Die Familienangehörigen erhalten als Pflichtteil einen Anspruch auf Zahlung einer Geldsumme in Höhe des Wertes des halben gesetzlichen Erbteils. Es ist also immer zu schauen, wie hoch der gesetzliche Erbteil ist. Dies ist davon abhängig, wie viele Erben vorhanden sind und in welchem familiären Verhältnis sie zum Erblasser stehen.
§ 2310 BGB legt speziell für die Feststellung des Erbteils fest, welche Personen im Zeitpunkt des Erbfalls mitgezählt werden müssen. Dies ist neben den eigentlichen Erben auch derjenige, der durch das Testament des Erblassers von der Erbfolge ausgeschlossen wurde, die Erbschaft ausgeschlagen hat oder für erbunwürdig erklärt wurde. Nicht mitzuzählen sind Personen, die durch Erbverzicht von der gesetzlichen Erbfolge ausgeschlossen sind. Die Feststellung der zu berücksichtigenden Personen ist für die Höhe der Pflichtteilsquote entscheidend: je mehr Erben zu berücksichtigen sind, desto geringer ist der Pflichtteil. Umgekehrt bedeutet dies: je weniger Erben vorhanden sind, umso größer ist der Pflichtteil.

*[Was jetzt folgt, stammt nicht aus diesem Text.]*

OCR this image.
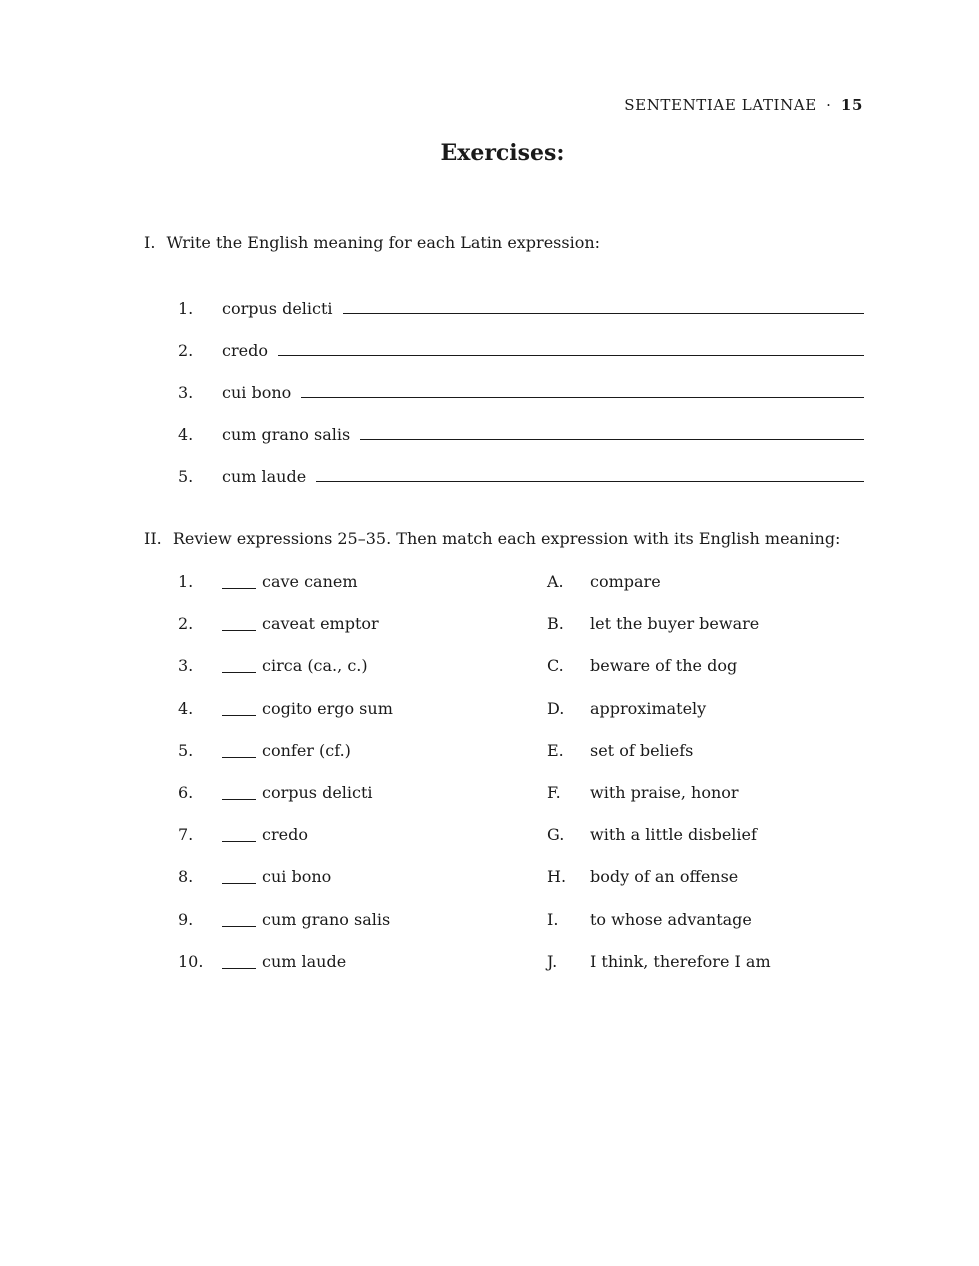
SENTENTIAE LATINAE · 15
Exercises:
I. Write the English meaning for each Latin expression:
1.	corpus delicti
2.	credo
3.	cui bono
4.	cum grano salis
5.	cum laude
II. Review expressions 25–35. Then match each expression with its English meaning:
1.	cave canem	A.	compare
2.	caveat emptor	B.	let the buyer beware
3.	circa (ca., c.)	C.	beware of the dog
4.	cogito ergo sum	D.	approximately
5.	confer (cf.)	E.	set of beliefs
6.	corpus delicti	F.	with praise, honor
7.	credo	G.	with a little disbelief
8.	cui bono	H.	body of an offense
9.	cum grano salis	I.	to whose advantage
10.	cum laude	J.	I think, therefore I am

Die Berechnung des Pflichtteils

Der Berechnung des Pflichtteilsanspruchs wird der Wert des Nachlasses zum Zeitpunkt des Erbfalls zu Grunde gelegt. Der Nachlass setzt sich sowohl aus den Aktiva, als auch den Passiva, d.h. Erblasser- und Erbfallschulden zusammen. Zu ihm gehören auch die Vermächtnisse und Auflagen. Nicht zum Nachlass gehört der Zugewinnausgleich des überlebenden Ehegatten und der ihm zustehende Voraus, § 2311 I BGB. Auf eine Wertangabe des Erblassers kommt es nicht an (§ 2311 BGB).

Praxistipp:
Der oder die Erben haben dem Pflichtteilsberechtigten nach § 2314 BGB auf Verlangen über den Bestand des Nachlasses Auskunft zu erteilen. Tun die Erben dies nicht, kann der Pflichtteilsberechtigte verlangen, dass zur Errichtung des Nachlassverzeichnisses auf Kosten des Nachlasses ein Notar hinzugezogen wird. Notfalls ist eine Klage vor Gericht auf Auskunft über die Nachlasshöhe zu erheben.
Bei der Wertermittlung eines größeren und wertvollen Nachlasses hat der Pflichtteilsberechtigte einen Anspruch auf Hinzuziehung eines Sachverständigen. Die Kosten für eventuelle Gutachten werden aus dem Nachlass beglichen.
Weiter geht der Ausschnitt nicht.